The cost "will be reported in the normal way; usually within 90 says of the completion of a mission the costs are tabled," Nicholson told the Commons defence committee on Tuesday.
Liberal defence critic Joyce Murray said the inability or the unwillingness of the government to account for even the most basic details of the combat mission is becoming a major concern.
"It's not acceptable and there's no reason to hide from Canadians," Murray said. "Our allies in Australia and the UK are providing timely briefings about their missions as well as cost estimates."
Releasing little or no information is a political tactic designed to frustrate those who are questioning the effectiveness of Canada's campaign against the Islamic State of Iraq and the Levant, said NDP defence critic Jack Harris.
"It's obvious these guys have been told to zipper up," said Harris.
The CF-18s have flown a total of 72 combat missions since the beginning of the campaign, four of which have resulted in bombing runs.

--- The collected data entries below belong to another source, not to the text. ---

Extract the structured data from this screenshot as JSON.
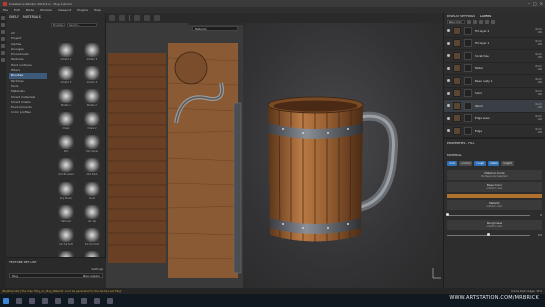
{
  "window": {
    "title": "Substance Painter 2018.2.0 - Mug tutorial"
  },
  "menu": [
    "File",
    "Edit",
    "Mode",
    "Window",
    "Viewport",
    "Plugins",
    "Help"
  ],
  "shelf": {
    "tabs": [
      "SHELF",
      "MATERIALS"
    ],
    "search_filter": "Brushes",
    "search_placeholder": "Search...",
    "categories": [
      "All",
      "Project",
      "Alphas",
      "Grunges",
      "Procedurals",
      "Textures",
      "Hard surfaces",
      "Filters",
      "Brushes",
      "Particles",
      "Tools",
      "Materials",
      "Smart materials",
      "Smart masks",
      "Environments",
      "Color profiles"
    ],
    "selected_category": "Brushes",
    "brushes": [
      "Artistic 1",
      "Artistic 2",
      "Artistic 3",
      "Artistic 4",
      "Bristle 1",
      "Bristle 2",
      "Chalk",
      "Chalk 2",
      "Dirt",
      "Dirt Spots",
      "Dirt Brushed",
      "Dirt Dust",
      "Dry Brush",
      "Dust",
      "Hatched",
      "Ink Tip",
      "Ink Tip Soft",
      "Ink Tip Hard",
      "Fibers Dense",
      "Fibers Sparse"
    ]
  },
  "texture_set_list": {
    "title": "TEXTURE SET LIST",
    "settings_label": "Settings",
    "mug_label": "Mug",
    "shader_label": "Main shader"
  },
  "viewport": {
    "left_dropdown": "Material",
    "right_dropdown": "Material"
  },
  "layers": {
    "tabs": [
      "DISPLAY SETTINGS",
      "LAYERS"
    ],
    "blend_dropdown": "Base Color",
    "items": [
      {
        "name": "Fill layer 2",
        "blend": "Norm",
        "opacity": "100"
      },
      {
        "name": "Fill layer 1",
        "blend": "Norm",
        "opacity": "100"
      },
      {
        "name": "Scratches",
        "blend": "Norm",
        "opacity": "100"
      },
      {
        "name": "Metal",
        "blend": "Norm",
        "opacity": "100"
      },
      {
        "name": "Base rusty 1",
        "blend": "Norm",
        "opacity": "100"
      },
      {
        "name": "Solid",
        "blend": "Norm",
        "opacity": "100"
      },
      {
        "name": "Wood",
        "blend": "Norm",
        "opacity": "100"
      },
      {
        "name": "Edge wear",
        "blend": "Norm",
        "opacity": "100"
      },
      {
        "name": "Edge",
        "blend": "Norm",
        "opacity": "100"
      }
    ],
    "selected_index": 6
  },
  "properties": {
    "title": "PROPERTIES - FILL",
    "section_material": "MATERIAL",
    "chips": [
      "color",
      "normal",
      "rough",
      "metal",
      "height"
    ],
    "chips_on": [
      true,
      false,
      true,
      true,
      false
    ],
    "material_mode_label": "Material mode",
    "material_mode_value": "No Resource Selected",
    "base_color_label": "Base Color",
    "base_color_sub": "uniform color",
    "base_color_hex": "#b0712f",
    "metallic_label": "Metallic",
    "metallic_sub": "uniform color",
    "metallic_value": "0",
    "metallic_level": 0.0,
    "roughness_label": "Roughness",
    "roughness_sub": "uniform color",
    "roughness_value": "0.5",
    "roughness_level": 0.5
  },
  "status": {
    "message": "[MapExporter] The map 'Mug_Ao_Mug_Material' can't be generated for the texture set 'Mug'",
    "cache": "Cache Disk Usage: 31%"
  },
  "watermark": "WWW.ARTSTATION.COM/MRBRICK"
}
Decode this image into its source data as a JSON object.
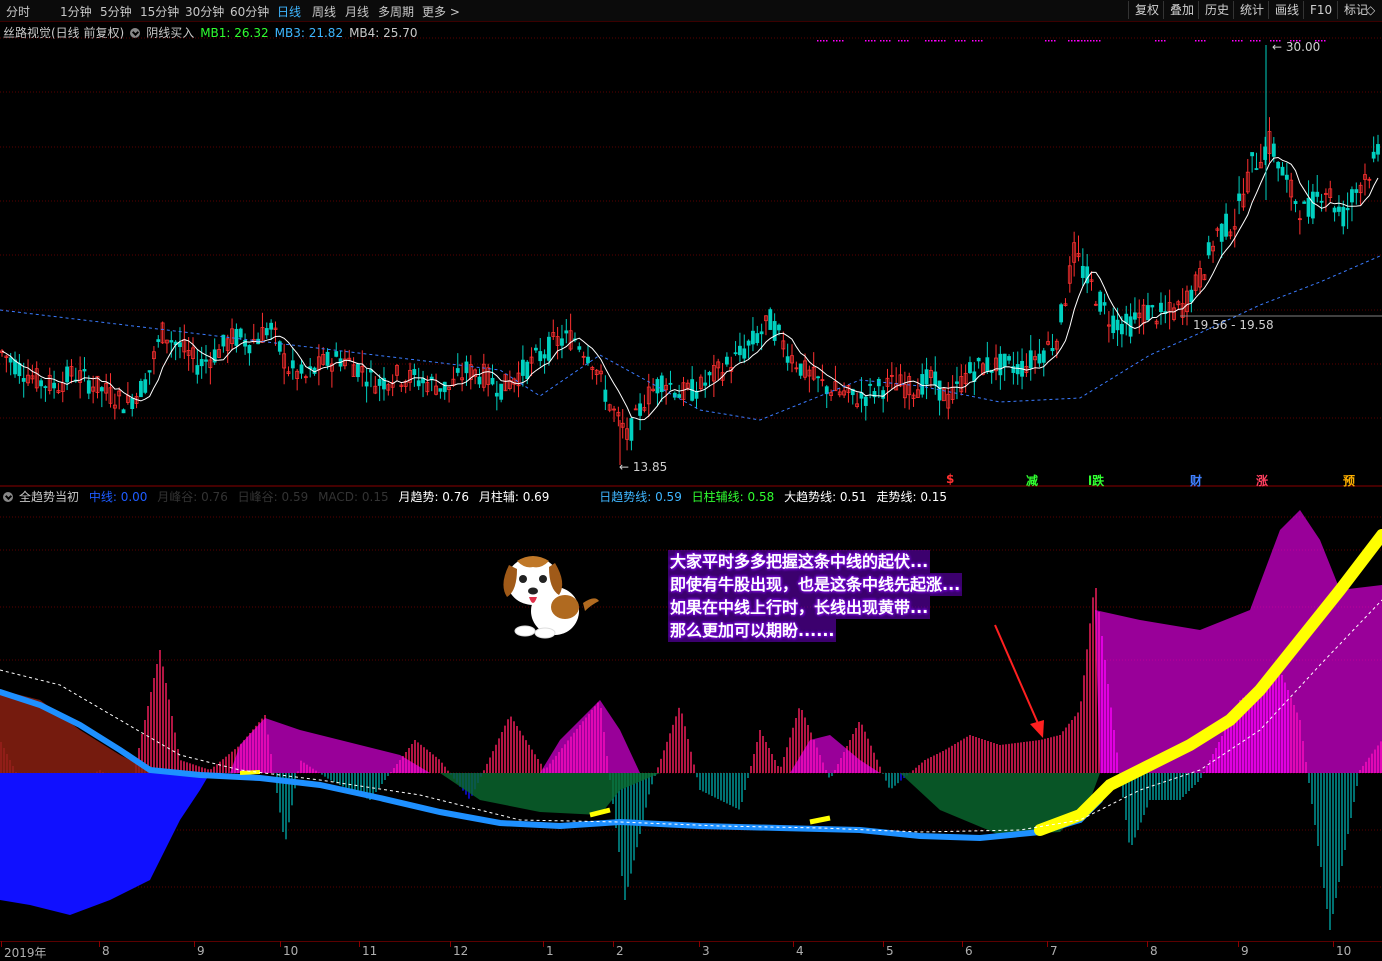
{
  "toolbar": {
    "periods": [
      "分时",
      "1分钟",
      "5分钟",
      "15分钟",
      "30分钟",
      "60分钟",
      "日线",
      "周线",
      "月线",
      "多周期",
      "更多 >"
    ],
    "active_period": "日线",
    "right_buttons": [
      "复权",
      "叠加",
      "历史",
      "统计",
      "画线",
      "F10",
      "标记",
      "◇"
    ]
  },
  "main_legend": {
    "title": "丝路视觉(日线 前复权)",
    "indicator": "阴线买入",
    "mb1": "MB1: 26.32",
    "mb3": "MB3: 21.82",
    "mb4": "MB4: 25.70"
  },
  "price_labels": {
    "high": "30.00",
    "low": "13.85",
    "range": "19.56 - 19.58"
  },
  "signals": [
    {
      "text": "$",
      "color": "#ff3030"
    },
    {
      "text": "减",
      "color": "#30ff30"
    },
    {
      "text": "l跌",
      "color": "#30ff30"
    },
    {
      "text": "财",
      "color": "#4080ff"
    },
    {
      "text": "涨",
      "color": "#ff4060"
    },
    {
      "text": "预",
      "color": "#ffb000"
    }
  ],
  "sub_legend": {
    "title": "全趋势当初",
    "items": [
      {
        "text": "中线: 0.00",
        "color": "#1e5cff"
      },
      {
        "text": "月峰谷: 0.76",
        "color": "#333333"
      },
      {
        "text": "日峰谷: 0.59",
        "color": "#333333"
      },
      {
        "text": "MACD: 0.15",
        "color": "#333333"
      },
      {
        "text": "月趋势: 0.76",
        "color": "#ffffff"
      },
      {
        "text": "月柱辅: 0.69",
        "color": "#ffffff"
      },
      {
        "text": "日趋势线: 0.59",
        "color": "#3fb6ff"
      },
      {
        "text": "日柱辅线: 0.58",
        "color": "#30ff30"
      },
      {
        "text": "大趋势线: 0.51",
        "color": "#ffffff"
      },
      {
        "text": "走势线: 0.15",
        "color": "#ffffff"
      }
    ]
  },
  "annotation": [
    "大家平时多多把握这条中线的起伏...",
    "即使有牛股出现，也是这条中线先起涨...",
    "如果在中线上行时，长线出现黄带...",
    "那么更加可以期盼......"
  ],
  "xaxis": [
    "2019年",
    "8",
    "9",
    "10",
    "11",
    "12",
    "1",
    "2",
    "3",
    "4",
    "5",
    "6",
    "7",
    "8",
    "9",
    "10"
  ],
  "colors": {
    "up": "#ff3030",
    "down": "#00d0c0",
    "ma": "#ffffff",
    "trend": "#3a7bff",
    "yellow": "#ffff00",
    "magenta": "#ff00ff",
    "crimson": "#ff2060",
    "teal": "#00a0a0",
    "blue": "#1010ff"
  },
  "chart_data": {
    "type": "candlestick",
    "price_range_visible": [
      "13.85",
      "30.00"
    ],
    "close_trace": [
      18.2,
      17.6,
      17.1,
      16.9,
      17.4,
      17.0,
      16.6,
      16.2,
      17.0,
      19.0,
      18.4,
      17.7,
      18.2,
      18.8,
      18.6,
      19.2,
      17.6,
      17.2,
      17.8,
      18.0,
      17.6,
      17.0,
      17.3,
      17.2,
      17.0,
      16.8,
      17.5,
      17.3,
      16.8,
      17.4,
      18.0,
      18.6,
      18.8,
      18.0,
      16.2,
      14.9,
      16.4,
      17.2,
      16.6,
      16.8,
      17.4,
      17.9,
      18.6,
      19.4,
      18.2,
      17.4,
      16.9,
      16.6,
      16.4,
      16.8,
      17.0,
      16.8,
      17.2,
      16.3,
      17.4,
      17.7,
      17.7,
      17.6,
      18.1,
      18.7,
      22.0,
      20.7,
      19.5,
      19.2,
      19.8,
      19.6,
      19.9,
      21.0,
      22.8,
      23.3,
      25.5,
      26.3,
      24.5,
      23.5,
      24.7,
      23.4,
      24.8,
      25.7
    ]
  }
}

The Canadian contingent gets its strike orders and missions from the U.S. coalition command, headquartered in Qatar, Constable repeated during Thursday's call.
The dearth of targets is partly due to Islamic State fighters concealing their movements — a challenge that could get more difficult as the U.S. moves more aircraft into the region, as planned.
The New York Times reported Wednesday that low-flying A-10 attack jets and surveillance aircraft are being moved from Afghanistan to bases in Kuwait to join the air war in direct support of Iraqi forces.